Le fake news e le sventatezze di Pinocchio
Le chiamano fake news; sono le cosiddette bufale in uso nel linguaggio giornalistico di casa nostra. Si tratta di notizie, verosimili ai fatti raccontati, date o in maniera superficiale o con l’intento di orientare nella opinione pubblica il senso della loro divulgazione.
Si riscontrano prevalentemente nelle narrazioni politiche o per fare gossip e delegittimare la credibilità altrui o per dare sfogo ai cultori delle dietrologie compulsati da ideologie complottistiche. In entrambi i casi si tratta di bugie, intere o a metà, che vivono fino a quando i loro autori non raggiungono lo scopo o non vengono smascherati.
Anche nella semantica anglofila non cambia il loro genere mendace, ma muta il senso filosofico del relativo disvelamento. Argomentato dai suoi cultori con la teoria della cosiddetta “post verità” viene dato come un nuovo modo di approcciare alle categorie del pensiero politico. Per la comprensione dei fatti della vita quotidiana, è preferibile la metafora letteraria del naso di Pinocchio, che si allunga o si accorcia a seconda della portata della bugia. Perché, il “fantoccio di legno” di Collodi, come lo definisce Benedetto Croce in “La Letteratura della nuova Italia”, si addice “alla favola della vita umana, del bene e del male, degli errori e dei ravvedimenti”. E vale pure nell’era dell’informazione globale anche quando la tecnologia che la supporta, quella digitale, delega ad algoritmi le scelte che interferiscono con le sfere decisionali dell’uomo.
Sul punto si gioca non tanto l’attitudine o meglio la lealtà degli operatori dei media e degli attori della politica ad autocorreggersi quanto la loro capacità di governare i flussi informativi provenienti da un insieme indefinito di piattaforme sia riconoscibili che pirata.

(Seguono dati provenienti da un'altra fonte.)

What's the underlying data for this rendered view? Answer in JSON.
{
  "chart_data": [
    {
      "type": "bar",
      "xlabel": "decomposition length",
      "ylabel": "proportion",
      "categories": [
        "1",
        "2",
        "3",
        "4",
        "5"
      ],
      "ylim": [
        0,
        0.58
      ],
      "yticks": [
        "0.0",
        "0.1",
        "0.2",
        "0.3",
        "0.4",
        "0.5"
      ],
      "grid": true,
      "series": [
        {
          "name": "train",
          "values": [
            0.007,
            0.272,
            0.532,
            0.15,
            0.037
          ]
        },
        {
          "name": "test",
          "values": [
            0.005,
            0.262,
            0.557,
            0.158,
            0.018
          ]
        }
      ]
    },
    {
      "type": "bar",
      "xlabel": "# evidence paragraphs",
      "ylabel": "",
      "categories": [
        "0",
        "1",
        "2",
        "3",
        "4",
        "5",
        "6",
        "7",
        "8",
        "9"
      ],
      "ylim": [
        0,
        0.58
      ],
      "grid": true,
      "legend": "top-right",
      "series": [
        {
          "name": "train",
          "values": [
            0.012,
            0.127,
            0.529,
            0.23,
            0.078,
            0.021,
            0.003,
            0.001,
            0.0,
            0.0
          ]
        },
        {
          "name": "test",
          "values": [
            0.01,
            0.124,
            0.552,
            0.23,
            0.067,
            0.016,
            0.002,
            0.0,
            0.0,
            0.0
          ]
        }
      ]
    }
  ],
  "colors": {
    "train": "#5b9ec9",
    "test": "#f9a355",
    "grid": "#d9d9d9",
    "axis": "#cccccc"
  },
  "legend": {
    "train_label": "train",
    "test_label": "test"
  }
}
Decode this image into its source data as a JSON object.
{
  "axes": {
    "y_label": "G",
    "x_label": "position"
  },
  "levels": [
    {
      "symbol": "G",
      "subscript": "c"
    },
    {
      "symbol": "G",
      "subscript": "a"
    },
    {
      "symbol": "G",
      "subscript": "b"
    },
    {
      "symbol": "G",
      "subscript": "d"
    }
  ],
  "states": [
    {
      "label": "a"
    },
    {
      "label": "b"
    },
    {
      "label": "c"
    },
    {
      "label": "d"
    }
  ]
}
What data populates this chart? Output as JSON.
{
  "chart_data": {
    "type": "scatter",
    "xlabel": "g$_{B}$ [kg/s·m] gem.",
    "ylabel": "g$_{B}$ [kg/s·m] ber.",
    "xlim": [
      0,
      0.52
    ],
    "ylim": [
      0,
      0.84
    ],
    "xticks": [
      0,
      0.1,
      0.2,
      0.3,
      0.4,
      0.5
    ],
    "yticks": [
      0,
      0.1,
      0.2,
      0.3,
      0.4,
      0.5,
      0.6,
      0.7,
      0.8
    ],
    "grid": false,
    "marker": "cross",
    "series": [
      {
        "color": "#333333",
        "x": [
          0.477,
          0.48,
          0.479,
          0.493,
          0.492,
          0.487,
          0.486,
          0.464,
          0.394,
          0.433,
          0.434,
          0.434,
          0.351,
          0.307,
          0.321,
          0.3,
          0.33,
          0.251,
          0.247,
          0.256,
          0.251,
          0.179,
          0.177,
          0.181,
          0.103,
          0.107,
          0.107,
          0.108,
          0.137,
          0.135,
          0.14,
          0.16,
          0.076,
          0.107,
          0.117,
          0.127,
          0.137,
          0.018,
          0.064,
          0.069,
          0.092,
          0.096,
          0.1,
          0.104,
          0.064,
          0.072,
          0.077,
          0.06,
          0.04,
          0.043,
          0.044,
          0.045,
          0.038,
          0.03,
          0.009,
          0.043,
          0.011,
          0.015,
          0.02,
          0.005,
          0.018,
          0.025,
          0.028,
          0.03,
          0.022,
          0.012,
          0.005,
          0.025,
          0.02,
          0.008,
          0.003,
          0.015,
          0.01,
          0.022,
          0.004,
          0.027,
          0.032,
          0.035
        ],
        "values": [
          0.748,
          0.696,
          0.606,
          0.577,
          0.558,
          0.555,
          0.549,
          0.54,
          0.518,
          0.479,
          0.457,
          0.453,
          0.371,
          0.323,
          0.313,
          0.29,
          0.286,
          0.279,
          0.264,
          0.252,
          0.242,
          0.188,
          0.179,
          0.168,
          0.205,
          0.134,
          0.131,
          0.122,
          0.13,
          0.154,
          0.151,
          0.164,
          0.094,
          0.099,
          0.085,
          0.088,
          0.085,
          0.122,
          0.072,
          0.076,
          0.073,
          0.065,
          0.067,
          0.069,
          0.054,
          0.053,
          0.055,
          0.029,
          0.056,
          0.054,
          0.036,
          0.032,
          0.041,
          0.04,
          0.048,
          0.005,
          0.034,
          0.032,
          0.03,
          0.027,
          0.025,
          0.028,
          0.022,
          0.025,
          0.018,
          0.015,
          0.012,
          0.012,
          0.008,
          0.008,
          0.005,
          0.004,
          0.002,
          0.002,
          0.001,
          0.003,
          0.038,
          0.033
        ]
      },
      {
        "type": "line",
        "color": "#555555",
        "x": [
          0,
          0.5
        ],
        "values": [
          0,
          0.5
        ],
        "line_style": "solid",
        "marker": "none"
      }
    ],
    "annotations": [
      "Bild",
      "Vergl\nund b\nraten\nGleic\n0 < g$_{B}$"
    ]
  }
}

L’avvento di Internet ha aperto porte e finestre a tutta l’umanità, in entrata ed in uscita, come fonte e come utente di informazioni che alimentano la discussione pubblica, prima riservata ad élite di iniziati e sapienti. Come dire che prima nei media affluivano notizie buone o cattive di origine controllata o bufale d’autore, mentre oggi arrivano da una pluralità di canali alternativi ai circuiti istituzionali.
Il che vuol dire che c’è una opinione pubblica diversamente informata, più libera e più esposta ai falsi profeti. Perciò, non meravigliano, sul piano politico, i movimenti di opinione anticonformisti, classificati populistici, che hanno dato luogo a risultati imprevisti, come Brexit e Donald Trump, e nel contempo si comprende la teoria delle “post verità”, messa in cantiere, come una sorta di autodifesa, da parte delle élite smentite dalla realtà dei fatti.
Fanno, viceversa, meraviglia le testate giornalistiche, che le assecondano privilegiando la caccia alle fake news, come se i rischi per la convivenza democratica fossero le “bufale”, che al pari delle bugie hanno le gambe corte, piuttosto che le affabulazioni del pensiero unico pietrificato nel tempio del politicamente corretto. Resta l’interrogativo se resistere ai suoi maestri o condividere le sventatezze di Pinocchio.